Seven months and many museum trips later, Nash is preparing for the premiere of his Portrait in Seven Shades, a suite inspired by pieces from MoMA's collection.
"There are so many parallels between the two art forms," Nash said in an interview at the museum, standing in front of Les Demoiselles again.
"But the end result of the art is so different," he added. "A painting exists forever, exactly how it is, and with jazz music, it changes all the time. I love the idea that in the concert, we're going to have both things simultaneously: a fixed piece of art that doesn't change combined with something that's going to be changing."
He could almost have been talking about his role in the Jazz at Lincoln Center Orchestra, which has changed subtly but considerably since its director, Wynton Marsalis, invited him aboard a decade ago.

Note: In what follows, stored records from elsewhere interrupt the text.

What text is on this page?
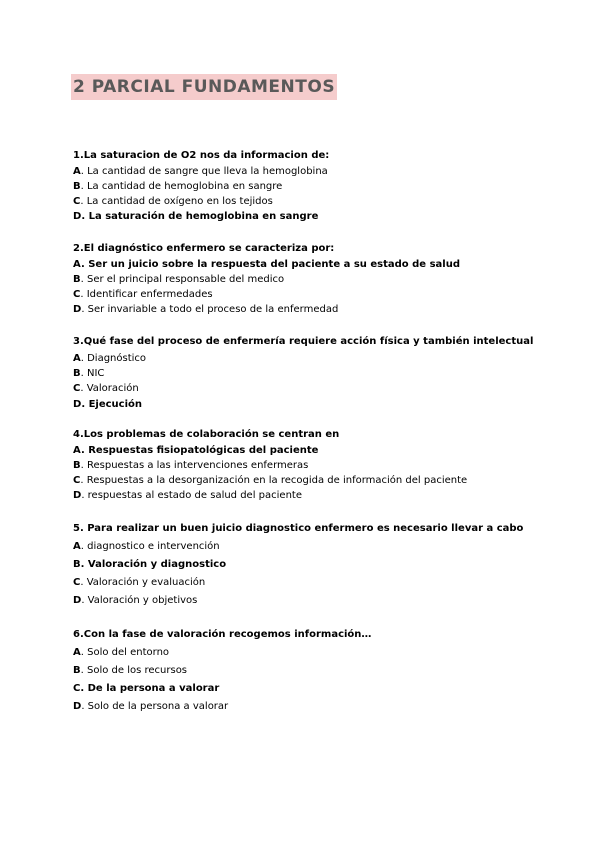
2 PARCIAL FUNDAMENTOS
1.La saturacion de O2 nos da informacion de:
A. La cantidad de sangre que lleva la hemoglobina
B. La cantidad de hemoglobina en sangre
C. La cantidad de oxígeno en los tejidos
D. La saturación de hemoglobina en sangre
2.El diagnóstico enfermero se caracteriza por:
A. Ser un juicio sobre la respuesta del paciente a su estado de salud
B. Ser el principal responsable del medico
C. Identificar enfermedades
D. Ser invariable a todo el proceso de la enfermedad
3.Qué fase del proceso de enfermería requiere acción física y también intelectual
A. Diagnóstico
B. NIC
C. Valoración
D. Ejecución
4.Los problemas de colaboración se centran en
A. Respuestas fisiopatológicas del paciente
B. Respuestas a las intervenciones enfermeras
C. Respuestas a la desorganización en la recogida de información del paciente
D. respuestas al estado de salud del paciente
5. Para realizar un buen juicio diagnostico enfermero es necesario llevar a cabo
A. diagnostico e intervención
B. Valoración y diagnostico
C. Valoración y evaluación
D. Valoración y objetivos
6.Con la fase de valoración recogemos información…
A. Solo del entorno
B. Solo de los recursos
C. De la persona a valorar
D. Solo de la persona a valorar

Nash, 47, came to the band with a wellspring of jazz experience. He grew up in Los Angeles, where his father, the trombonist Dick Nash, and his namesake uncle, a saxophonist, nurtured his prodigious talent. Starting at 16, he held down jobs with a succession of first-rate big bands, including, notably, after he moved to New York, the Mel Lewis Orchestra. Nash also was a prominent member of the Jazz Composers Collective, a confab dedicated to fostering original music, and the Herbie Nichols Project, its best-known ensemble (oddly enough, a repertory band).

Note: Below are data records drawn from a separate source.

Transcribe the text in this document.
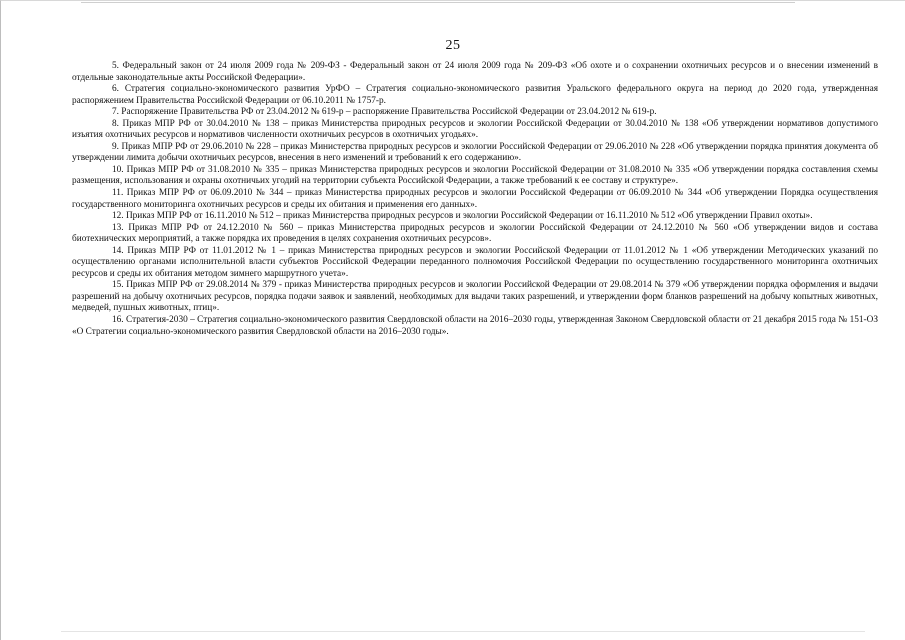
25

5. Федеральный закон от 24 июля 2009 года № 209-ФЗ - Федеральный закон от 24 июля 2009 года № 209-ФЗ «Об охоте и о сохранении охотничьих ресурсов и о внесении изменений в отдельные законодательные акты Российской Федерации».

6. Стратегия социально-экономического развития УрФО – Стратегия социально-экономического развития Уральского федерального округа на период до 2020 года, утвержденная распоряжением Правительства Российской Федерации от 06.10.2011 № 1757-р.

7. Распоряжение Правительства РФ от 23.04.2012 № 619-р – распоряжение Правительства Российской Федерации от 23.04.2012 № 619-р.

8. Приказ МПР РФ от 30.04.2010 № 138 – приказ Министерства природных ресурсов и экологии Российской Федерации от 30.04.2010 № 138 «Об утверждении нормативов допустимого изъятия охотничьих ресурсов и нормативов численности охотничьих ресурсов в охотничьих угодьях».

9. Приказ МПР РФ от 29.06.2010 № 228 – приказ Министерства природных ресурсов и экологии Российской Федерации от 29.06.2010 № 228 «Об утверждении порядка принятия документа об утверждении лимита добычи охотничьих ресурсов, внесения в него изменений и требований к его содержанию».

10. Приказ МПР РФ от 31.08.2010 № 335 – приказ Министерства природных ресурсов и экологии Российской Федерации от 31.08.2010 № 335 «Об утверждении порядка составления схемы размещения, использования и охраны охотничьих угодий на территории субъекта Российской Федерации, а также требований к ее составу и структуре».

11. Приказ МПР РФ от 06.09.2010 № 344 – приказ Министерства природных ресурсов и экологии Российской Федерации от 06.09.2010 № 344 «Об утверждении Порядка осуществления государственного мониторинга охотничьих ресурсов и среды их обитания и применения его данных».

12. Приказ МПР РФ от 16.11.2010 № 512 – приказ Министерства природных ресурсов и экологии Российской Федерации от 16.11.2010 № 512 «Об утверждении Правил охоты».

13. Приказ МПР РФ от 24.12.2010 № 560 – приказ Министерства природных ресурсов и экологии Российской Федерации от 24.12.2010 № 560 «Об утверждении видов и состава биотехнических мероприятий, а также порядка их проведения в целях сохранения охотничьих ресурсов».

14. Приказ МПР РФ от 11.01.2012 № 1 – приказ Министерства природных ресурсов и экологии Российской Федерации от 11.01.2012 № 1 «Об утверждении Методических указаний по осуществлению органами исполнительной власти субъектов Российской Федерации переданного полномочия Российской Федерации по осуществлению государственного мониторинга охотничьих ресурсов и среды их обитания методом зимнего маршрутного учета».

15. Приказ МПР РФ от 29.08.2014 № 379 - приказ Министерства природных ресурсов и экологии Российской Федерации от 29.08.2014 № 379 «Об утверждении порядка оформления и выдачи разрешений на добычу охотничьих ресурсов, порядка подачи заявок и заявлений, необходимых для выдачи таких разрешений, и утверждении форм бланков разрешений на добычу копытных животных, медведей, пушных животных, птиц».

16. Стратегия-2030 – Стратегия социально-экономического развития Свердловской области на 2016–2030 годы, утвержденная Законом Свердловской области от 21 декабря 2015 года № 151-ОЗ «О Стратегии социально-экономического развития Свердловской области на 2016–2030 годы».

Jazz at Lincoln Center presented an adjustment. "I felt a little bit out of place at the beginning," Nash said.
It didn't take long for Nash to lay claim to what Marsalis calls "the wildcard chair" in the band.
"He plays, on a virtuosic level, all of the reed instruments," Marsalis said. "He plays them all perfectly in tune, and he has a personality on each one that's different. And he can read music unbelievably well."
For a time, though, Nash maintained a kind of dual citizenship: he was playing more historical material at Jazz at Lincoln Center and more new music with the collective. In 1999, he made a breakthrough album, Rhyme & Reason (Arabesque), for a jazz quartet and strings.
"That was really the first hint of what a great arranger he is, in addition to being a composer," said the pianist and collective member Frank Kimbrough, who played on the album. (Marsalis sat in on two tracks.)
In some ways the Jazz and Art commission sheds light on a different era. Jazz at Lincoln Center has featured more new music every year, and not just from Marsalis. At the same time, its institutional influence has grown, so that it makes perfect sense for MoMA, whose board of trustees includes Marsalis, to provide such broad access to Nash.